Collecting is about taking possession of the
 world, an exercise in how to make it one’s
 own, says James Clifford. He refers to the
 accumulation of material objects and to the
 collecting of exotic, curious, rare things that
 museum curators, philatelists, and art-lovers
 dedicate themselves to. Collecting, however,
 is not merely a pastime of an affluent elite.
 Comparative hunter-gatherer studies indicate
 that gathering serves to create an
 existential space of freedom – even in contexts
 where gathering appears primarily a
 subsistence activity. Gathering puts time and
 the social at play. It supports an escape from
 the workings of time and from the bonds of
 social relations and institutions that persist
 through time mediated by exchanges of
 objects. The article considers the trajectories
 of hunter-gatherer research and some of its
 results. It also points to its recent calling
 into question some of the fundamental
 assumptions on which the research has
 been based. Hunter-gatherer society, after
 all, may not be as distinct from other types
 of society as previously believed. This
 allows recognition that cultural phenomena
 previously considered distinct features
 of hunter-gatherer society figure equally
 in other types of society. Indeed, features
 known as “immediate return” or “demand
 sharing” and even “living in the present”

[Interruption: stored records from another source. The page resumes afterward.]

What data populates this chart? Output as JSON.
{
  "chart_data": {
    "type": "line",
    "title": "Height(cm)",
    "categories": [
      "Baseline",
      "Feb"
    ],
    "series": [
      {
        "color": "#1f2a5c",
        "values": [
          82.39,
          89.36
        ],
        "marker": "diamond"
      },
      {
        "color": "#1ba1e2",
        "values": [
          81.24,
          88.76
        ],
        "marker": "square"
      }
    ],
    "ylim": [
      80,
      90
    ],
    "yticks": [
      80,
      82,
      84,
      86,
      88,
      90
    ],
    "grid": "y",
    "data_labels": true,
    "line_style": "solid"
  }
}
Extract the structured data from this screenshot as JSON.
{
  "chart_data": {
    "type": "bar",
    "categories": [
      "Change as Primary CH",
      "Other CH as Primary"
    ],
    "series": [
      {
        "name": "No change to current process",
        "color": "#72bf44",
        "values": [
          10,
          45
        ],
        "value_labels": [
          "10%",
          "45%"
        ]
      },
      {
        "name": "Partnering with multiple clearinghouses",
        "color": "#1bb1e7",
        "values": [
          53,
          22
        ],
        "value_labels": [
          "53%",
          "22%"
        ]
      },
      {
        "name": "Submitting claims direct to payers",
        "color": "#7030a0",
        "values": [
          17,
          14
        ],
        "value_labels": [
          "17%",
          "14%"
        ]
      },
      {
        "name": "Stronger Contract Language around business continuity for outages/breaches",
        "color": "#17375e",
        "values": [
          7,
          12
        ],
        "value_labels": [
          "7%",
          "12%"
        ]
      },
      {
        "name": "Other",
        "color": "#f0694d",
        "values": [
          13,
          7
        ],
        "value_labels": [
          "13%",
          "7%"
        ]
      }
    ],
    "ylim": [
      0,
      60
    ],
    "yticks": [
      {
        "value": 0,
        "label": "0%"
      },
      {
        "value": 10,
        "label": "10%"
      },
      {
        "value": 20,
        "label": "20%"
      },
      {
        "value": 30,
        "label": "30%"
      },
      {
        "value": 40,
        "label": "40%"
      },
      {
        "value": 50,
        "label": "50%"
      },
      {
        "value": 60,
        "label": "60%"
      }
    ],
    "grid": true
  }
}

 may be adaptive forms of exchange and
 perception constituted at the interface of
 different – complex and less complex – types
 of social systems. These features then, are
 not special forms of exchange and ideology
 characteristic of hunter-gatherers seen as a
 model of pristine human life in groups. They
 are social strategies that sustain the survival
 of marginalized groups in contemporary
 societies. Indeed, “living in the present” and
 exchange in the form of “immediate return”
 or “sharing” helps encapsulated systems
 at the margins successfully escape total
 incorporation into surrounding, dominant,
 systems. A case in point is that of the Pajonal
 Ashéninka in the Peruvian Amazon where
 gathering is a necessary supplement to
 horticulture while simultaneously being considered
 a leisure activity by the Ashéninka
 themselves. From the point of view of the
 capitalist economy, this capacity of the
 Ashéninka to sustain themselves “from
 nothing” is an advantage in that it allows their
 being hired by local settlers for contract labor
 at very low costs to the employer. Gathering
 in this context helps the Ashéninka remain
 a relatively autonomous – and marginalized
 – indigenous group. At the same time, their
 availability as cheap reserve labor sustains
 a marginal form of capitalist production, in
 this case cattle-ranching in the rain forest,
 that threatens and gradually appropriates the
 resources on which the Ashéninka depend.
 Marginalized groups, be they Amazonian
 Indians, London prostitutes, Hungarian
 Gypsies, or Aegean Greek peasants may
 be shown to exhibit similar features of
 orientation to the present, a quasi-ritual space
 outside of durational time. They all appear to
 take a “natural” abundance for granted and
 to forage for their subsistence. They develop
 modes of life oriented towards the present
 and see no need to store for the future. In
 this way the structural insecurity that is part
 and parcel of their marginalized condition
 is transformed into an active focus on a
 celebration of immediate consumption in the
 present. The marginalized may experience
 themselves as free and autonomous people
 to whom freedom from material possessions
 and disengagement from institutions that
 organize long-term social reproduction is
 an existential choice. The marginalized
 position, and the particular form of identity
 it allows, however, is peculiarly vulnerable
 to appropriation by others. Despite the
 appearance of an autonomous way of life, it
 is hardly an independent social phenomenon.
 Rather, it is a product as much as the object of
 a dual process of incorporation and marginalization.
 In the end, the really interesting
 question concerns the role of an orientation
 towards the present tied to specific behavior
 in any type of society in particular limited
 contexts, be they gathering for subsistence,
 shopping for fun, scavenging, collecting
 beautiful art, or gathering rare sightings
 of birds as a leisure time devotion. These
 forms of behavior are rarely experienced
 as economic activity. Rather they are seen
 as forms of pleasure and fun, modes of
 taking possession of the world. They signal
 freedom of choice – yet, an imagined freedom.
 “Gathering” in whatever form it
 takes always involves substance, material
 items, that subsequently will be arranged,
 distributed or consumed. As an act of
 dealing with something that endures beyond
 its experience by the practitioner, gathering
 is a good place to unite loose objects, ends,
 perceptions and research interests.